South Africa has slumped to a dismal ranking in global connectivity speeds. But we know what is needed to fix our broken Internet, writes ARTHUR GOLDSTUCK.
The news this week that South Africa was ranked 80th in the world in average Internet connection speeds didn’t come as a surprise, but it did shock many. The same report, from global network services company Akamai, showed this country was ranked an even more dismal 126thin average peak connection speed.
While that does not measure the number of people or devices using the Internet, it is worth noting that, in 1996, South Africa ranked 14th in the world in number of computers connected to the Internet. From ranked to tanked, one could say.
The key question now being asked is, what can be done about it?
Quite coincidentally, this month also saw the appointment of a new Minister of Communications, Yunus Carrim, who has declared himself open to listening to the needs of telecommunications users.
In this context, as was noted in the Internet Matters report produced by World Wide Worx and Google in mid-2012, Government does indeed have a central role to play in ensuring universal access to Internet services. Moreover, it must create an enabling environment for infrastructure development and competition, and a policy framework that allows for the lowering of costs, the promotion of digital literacy and innovation.
Practically, what does this mean? The excuse often given is that the problems are obvious, but the solutions complex.
That may well be the case, but much of the complexity is of the Government’s own making. The one overriding recommendation made in the report was that regulators and Government policy-makers apply the greatest urgency to removing obstacles in the way of Internet access evolution in South Africa. In the past year, instead, every effort appeared to be made to keep the obstacles in place.
In particular, it made no progress in licensing high-speed access technologies, specifically LTE. It made no progress in Local-loop Unbundling (LLU), which would allow other service providers access to Telkom-controlled exchanges, and to roll out fixed-line broadband services made possible by those exchanges.
The result?
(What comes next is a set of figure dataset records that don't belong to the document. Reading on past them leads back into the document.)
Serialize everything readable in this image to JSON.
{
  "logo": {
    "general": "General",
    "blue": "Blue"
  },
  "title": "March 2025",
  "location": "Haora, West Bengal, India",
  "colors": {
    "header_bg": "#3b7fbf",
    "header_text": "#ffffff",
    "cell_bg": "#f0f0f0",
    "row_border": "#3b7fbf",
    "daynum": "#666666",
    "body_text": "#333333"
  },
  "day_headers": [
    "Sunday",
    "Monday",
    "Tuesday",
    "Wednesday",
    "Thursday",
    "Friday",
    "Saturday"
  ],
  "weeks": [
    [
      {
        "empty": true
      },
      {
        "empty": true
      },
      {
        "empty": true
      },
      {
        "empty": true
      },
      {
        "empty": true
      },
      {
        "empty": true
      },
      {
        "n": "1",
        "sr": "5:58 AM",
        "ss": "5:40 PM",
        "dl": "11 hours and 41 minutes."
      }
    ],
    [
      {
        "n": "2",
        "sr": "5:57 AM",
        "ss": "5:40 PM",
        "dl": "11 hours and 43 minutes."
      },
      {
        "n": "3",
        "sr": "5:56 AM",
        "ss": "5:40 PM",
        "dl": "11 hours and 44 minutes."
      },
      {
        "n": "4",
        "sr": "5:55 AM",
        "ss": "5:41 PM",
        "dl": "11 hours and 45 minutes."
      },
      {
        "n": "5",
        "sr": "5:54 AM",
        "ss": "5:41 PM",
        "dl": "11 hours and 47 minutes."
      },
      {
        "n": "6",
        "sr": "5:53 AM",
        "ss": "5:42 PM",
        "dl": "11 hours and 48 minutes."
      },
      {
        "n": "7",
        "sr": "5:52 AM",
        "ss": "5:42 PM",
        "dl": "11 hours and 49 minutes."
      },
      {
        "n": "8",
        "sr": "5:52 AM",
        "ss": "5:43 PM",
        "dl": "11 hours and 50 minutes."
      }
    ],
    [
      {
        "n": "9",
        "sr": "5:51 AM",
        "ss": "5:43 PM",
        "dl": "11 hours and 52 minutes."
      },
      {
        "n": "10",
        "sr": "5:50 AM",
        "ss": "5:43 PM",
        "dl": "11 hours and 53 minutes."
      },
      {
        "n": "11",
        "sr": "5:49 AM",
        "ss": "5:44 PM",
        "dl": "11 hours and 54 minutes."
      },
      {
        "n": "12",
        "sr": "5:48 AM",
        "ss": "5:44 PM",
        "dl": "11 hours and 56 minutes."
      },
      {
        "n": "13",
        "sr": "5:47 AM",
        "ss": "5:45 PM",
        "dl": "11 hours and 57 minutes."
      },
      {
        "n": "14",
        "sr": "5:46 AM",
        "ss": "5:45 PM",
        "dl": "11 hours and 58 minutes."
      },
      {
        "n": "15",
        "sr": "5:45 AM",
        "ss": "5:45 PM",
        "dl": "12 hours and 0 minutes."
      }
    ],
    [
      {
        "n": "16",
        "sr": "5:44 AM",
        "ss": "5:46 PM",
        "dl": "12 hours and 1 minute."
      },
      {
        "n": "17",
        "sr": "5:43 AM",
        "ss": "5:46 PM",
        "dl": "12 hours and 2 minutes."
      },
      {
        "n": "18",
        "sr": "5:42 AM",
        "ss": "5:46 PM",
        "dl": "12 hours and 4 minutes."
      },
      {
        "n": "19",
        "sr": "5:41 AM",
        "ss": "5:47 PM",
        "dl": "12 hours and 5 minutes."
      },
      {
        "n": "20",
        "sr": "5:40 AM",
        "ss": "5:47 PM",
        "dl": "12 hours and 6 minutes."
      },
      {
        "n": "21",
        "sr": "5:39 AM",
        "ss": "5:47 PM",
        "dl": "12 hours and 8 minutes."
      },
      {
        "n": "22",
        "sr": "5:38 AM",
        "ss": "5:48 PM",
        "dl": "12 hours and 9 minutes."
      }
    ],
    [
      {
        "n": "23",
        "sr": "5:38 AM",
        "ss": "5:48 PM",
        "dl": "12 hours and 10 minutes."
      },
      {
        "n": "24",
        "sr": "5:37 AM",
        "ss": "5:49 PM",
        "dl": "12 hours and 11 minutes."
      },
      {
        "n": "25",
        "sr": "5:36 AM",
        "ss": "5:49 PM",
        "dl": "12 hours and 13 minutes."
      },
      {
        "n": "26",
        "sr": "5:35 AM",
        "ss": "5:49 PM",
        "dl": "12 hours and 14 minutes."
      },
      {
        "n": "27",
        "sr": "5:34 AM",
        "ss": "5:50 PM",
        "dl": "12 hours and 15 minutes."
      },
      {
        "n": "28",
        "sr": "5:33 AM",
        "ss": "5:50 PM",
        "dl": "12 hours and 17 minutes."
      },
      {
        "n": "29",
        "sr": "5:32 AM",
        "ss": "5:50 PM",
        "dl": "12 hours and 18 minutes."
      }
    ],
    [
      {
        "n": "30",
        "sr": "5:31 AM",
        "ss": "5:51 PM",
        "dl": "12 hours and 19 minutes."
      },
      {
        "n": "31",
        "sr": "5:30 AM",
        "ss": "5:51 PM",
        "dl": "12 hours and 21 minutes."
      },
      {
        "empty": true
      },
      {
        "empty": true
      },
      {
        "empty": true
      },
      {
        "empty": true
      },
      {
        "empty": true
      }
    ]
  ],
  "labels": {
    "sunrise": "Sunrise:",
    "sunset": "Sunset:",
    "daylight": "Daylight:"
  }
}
Mobile broadband speeds were kept artificially low, and fixed-line broadband was confined to a single, monopoly provider.
It short, it should therefore be obvious to the new Minister what is needed. But, in case there is any confusion, these are 14 key steps all still unsatisfied more than a year later we recommended in the Internet Matters report:
1. Allocate spectrum for high-speed wireless access, in particular 4G or Long Term Evolution (LTE), according to ability to make such access available to the highest proportion of the population, in the shortest possible time.
2. Ensure that licensing of new broadband technologies, such as LTE, be treated with urgency, in order that South Africa not be seen to be falling behind, or in reality falling behind, in the roll-out of those technologies that make the Internet more efficient and effective.
3. Harmonise contradictory, conflicting or constraining national, provincial and municipal laws regulating communications infrastructure roll-out, such as way-leaves and other right-of-way laws.
4. Immediately withdraw spectrum allocation from entities that have ‚”owned‚” it for many years without using it, and reallocating such spectrum.
5. Refine the broadband policy framework developed by the Department of Communications to ensure that the definition of universal access takes into account the need for Internet access in every home, rather than at a community level.
6. Ensure that roll-out of high-speed technologies, such as Fibre-to-the-Home and LTE, is not constrained by regulatory delays and unrelated priorities or agendas that result in inaction.
7. Assist in the lowering of costs of access devices and equipment, through lowering or removal of duties and taxes relating to these products.
8. Remove all bottlenecks in the way of digital terrestrial television migration, and providing a clear framework for utilisation of the ‚”digital dividend‚” of broadcast spectrum that will be freed up subsequent to this migration.
9. Provide more incentives for investment in Research & Development.
10. Provide greater funding for centres of technological excellence and entrepreneurship.
11. Provide greater incentives to small enterprises to engage with the Internet economy.
12. Reduce the red tape and paperwork required to leverage these opportunities.
13. Provide easier and more transparent access to Government tenders, both in terms of the initial tender opportunity and the eventual tender award.
14. Make as many Government services as possible available online.
Quite easily done? Of course not, but let it not be claimed that we don’t have a roadmap for what needs to be done.